Verstehen Sie mich bitte nicht falsch: als Unterstützer einer liberalen Demokratie, der Rechte queerer Menschen und ja, auch der „Mannschaft“, wie die deutsche Nationalelf auf der ganzen Welt genannt wird, habe ich den Ausgleich von Leon Goretzka gegen die überraschend starken Ungarn und auch seine „One Love“-Geste hart gefeiert. Aber ebenso teile ich das Unbehagen des Redakteurs Jeremy Cliffe vom New Statesman darüber, dass die ungarischen Fußballer und deren Fans quasi für die intolerante Politik ihres autoritären Staatschefs in Sippenhaft genommen wurden. Das ganze „die liberale Welt gegen Ungarn/die UEFA“ erscheint mir etwas daneben.
Deeply queasy about the way the Hungarian football team is being made an international proxy for the homophobic policies of the Orbán regime. https://t.co/XlbUZe1d4s
— Jeremy Cliffe (@JeremyCliffe) June 23, 2021
Selbstverständlich ist die UEFA, wie die meisten großen Sportorganisationen, unglaublich scheinheilig, wenn sie hinsichtlich der Vermischung von Sport und Politik einen selektiven Ansatz wählt. Selbst wenn man außer Acht lässt, dass Sport immer politisch ist, weil dabei kulturelle und politische Normen zum Ausdruck kommen, ist ein internationales Turnier von Mannschaften, die politische Einheiten wie Länder repräsentieren, schon vom Aufbau her eine höchst politische Angelegenheit.
Aber die UEFA bewirbt eine Kampagne „Equal Game“ und will damit „gegen Diskriminierung“ aufgrund von (zumindest) geschlechtlicher und ethnischer Identität und Sexualität kämpfen – in der polarisierten Welt von heute in zutiefst politisches Thema. Ja, Ungarns autoritärer Regierungschef Viktor Orbán hat den Fußball ausdrücklich in seine nationalistische und populistische Kampagne einbezogen und massive staatliche Gelder in Stadien privater Eigentümer investiert.
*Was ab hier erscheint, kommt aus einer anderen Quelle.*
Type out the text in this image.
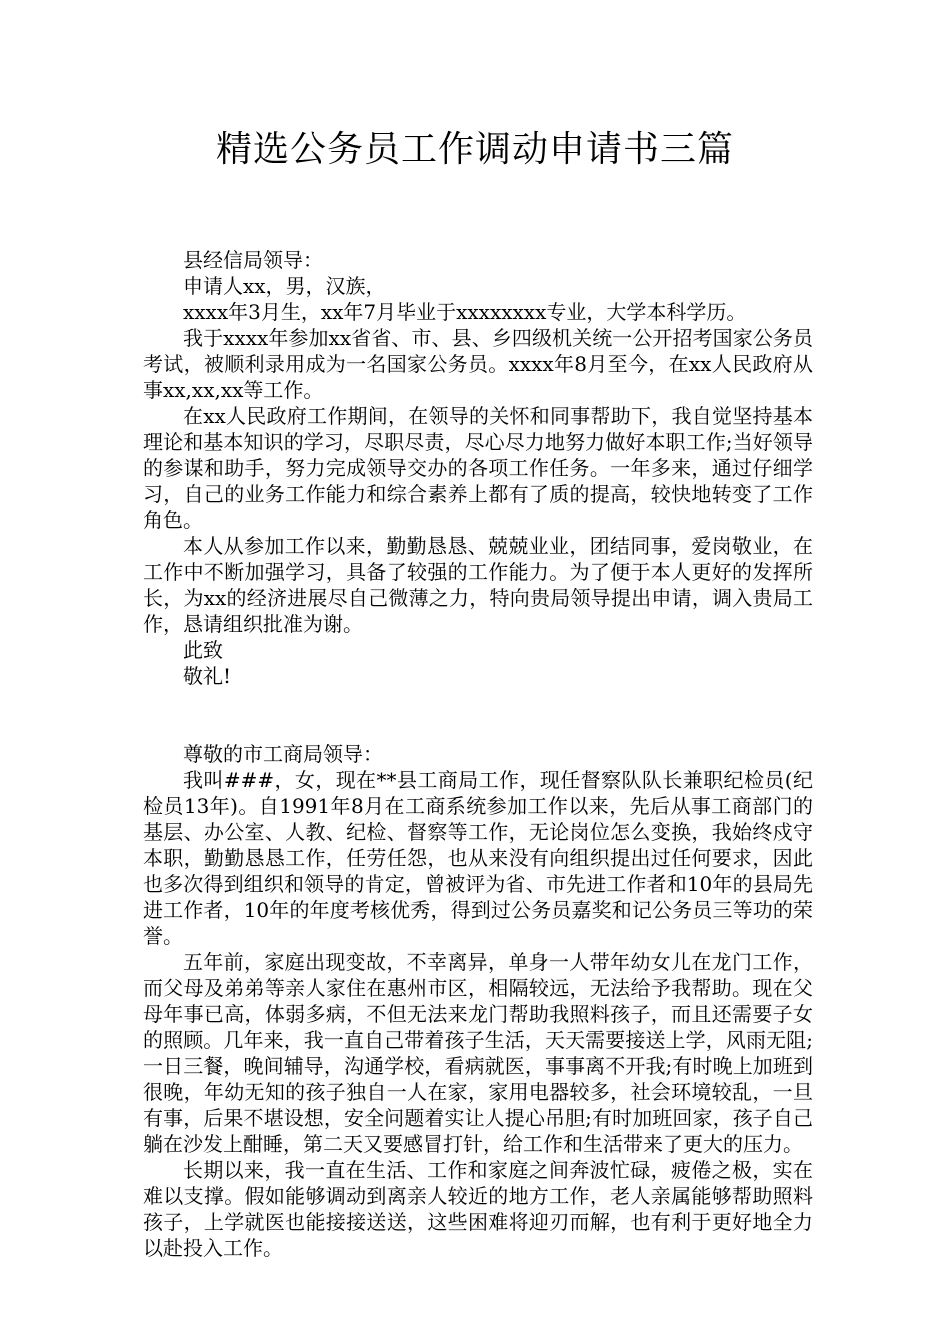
精选公务员工作调动申请书三篇

县经信局领导：

申请人xx，男，汉族，

xxxx年3月生，xx年7月毕业于xxxxxxxx专业，大学本科学历。

我于xxxx年参加xx省省、市、县、乡四级机关统一公开招考国家公务员考试，被顺利录用成为一名国家公务员。xxxx年8月至今，在xx人民政府从事xx,xx,xx等工作。

在xx人民政府工作期间，在领导的关怀和同事帮助下，我自觉坚持基本理论和基本知识的学习，尽职尽责，尽心尽力地努力做好本职工作;当好领导的参谋和助手，努力完成领导交办的各项工作任务。一年多来，通过仔细学习，自己的业务工作能力和综合素养上都有了质的提高，较快地转变了工作角色。

本人从参加工作以来，勤勤恳恳、兢兢业业，团结同事，爱岗敬业，在工作中不断加强学习，具备了较强的工作能力。为了便于本人更好的发挥所长，为xx的经济进展尽自己微薄之力，特向贵局领导提出申请，调入贵局工作，恳请组织批准为谢。

此致

敬礼!

尊敬的市工商局领导：

我叫###，女，现在**县工商局工作，现任督察队队长兼职纪检员(纪检员13年)。自1991年8月在工商系统参加工作以来，先后从事工商部门的基层、办公室、人教、纪检、督察等工作，无论岗位怎么变换，我始终戍守本职，勤勤恳恳工作，任劳任怨，也从来没有向组织提出过任何要求，因此也多次得到组织和领导的肯定，曾被评为省、市先进工作者和10年的县局先进工作者，10年的年度考核优秀，得到过公务员嘉奖和记公务员三等功的荣誉。

五年前，家庭出现变故，不幸离异，单身一人带年幼女儿在龙门工作，而父母及弟弟等亲人家住在惠州市区，相隔较远，无法给予我帮助。现在父母年事已高，体弱多病，不但无法来龙门帮助我照料孩子，而且还需要子女的照顾。几年来，我一直自己带着孩子生活，天天需要接送上学，风雨无阻;一日三餐，晚间辅导，沟通学校，看病就医，事事离不开我;有时晚上加班到很晚，年幼无知的孩子独自一人在家，家用电器较多，社会环境较乱，一旦有事，后果不堪设想，安全问题着实让人提心吊胆;有时加班回家，孩子自己躺在沙发上酣睡，第二天又要感冒打针，给工作和生活带来了更大的压力。

长期以来，我一直在生活、工作和家庭之间奔波忙碌，疲倦之极，实在难以支撑。假如能够调动到离亲人较近的地方工作，老人亲属能够帮助照料孩子，上学就医也能接接送送，这些困难将迎刃而解，也有利于更好地全力以赴投入工作。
Aber ich möchte mich gerne auf die Scheinheiligkeit der anderen Seite konzentrieren, die ein wenig untergegangen ist.
Seit mehr als zehn Jahren greift Orbán in Ungarn die liberale Demokratie an und erntet so gut wie keinen Widerspruch, wenn er die Rechte von Migranten, Frauen und Arbeitern schwächt. Und ausgerechnet jetzt wird es nicht nur wegen des neuen strengen Gesetzes, das „LGBT-Inhalte“ in Schulen kriminalisiert, sondern scheinbar noch mehr wegen der Politisierung dieses Themas bei der EURO 2020 den meisten anderen EU-Mitgliedstaaten „zu viel“? Sind „Homo-Rechte“ diesen Politikern wirklich so wichtig oder geht es hier um etwas ganz anderes?
Viele Aktivisten weisen seit Jahren darauf hin und kritisieren, dass „Rechte queerer Menschen" zu einer Art Marketing-Tool für Unternehmen, Politiker und Staaten geworden sind. Unternehmen nutzen „Pink-Washing“: sie setzen Regenbogenfarben in ihren Logos und auf ihren Produkten ein und hoffen, sie dadurch für liberale und junge Bevölkerungsgruppen attraktiver zu machen. Das ist durchaus sinnvoll, denn bei vielen Produkten und in vielen Ländern sind die Vorteile erheblich, die durch das Signalisieren dieser Werte entstehen, und die Kosten niedrig. Für die tatsächlichen Rechte queerer Menschen bringen sie aber ebenfalls nur wenig. BMW zum Beispiel hat die Regenbogenfarben vor dem Spiel Deutschland/Ungarn übernommen – und vor ein paar Jahren über 1 Milliarde US-Dollar in eine neue Autofabrik in Ungarn investiert. Wenn das Unternehmen sich tatsächlich für die Rechte der LGBTQIA+-Community in Ungarn einsetzen wollte, könnte es sein Logo in blau-weiß behalten und statt dessen damit drohen, das Werk Debrecen zu schließen, wenn Orbán sein neues Gesetz nicht zurückzieht.
Wenn ihnen (und uns) die LGBTQIA+-Communities und deren Rechte tatsächlich etwas bedeuten, sollten wir das Pink-Washing und den Homoliberalismus nicht länger bejubeln, sondern unsere Unternehmen und Politiker für ihre Taten, nicht für ihre Worte, zur Rechenschaft ziehen.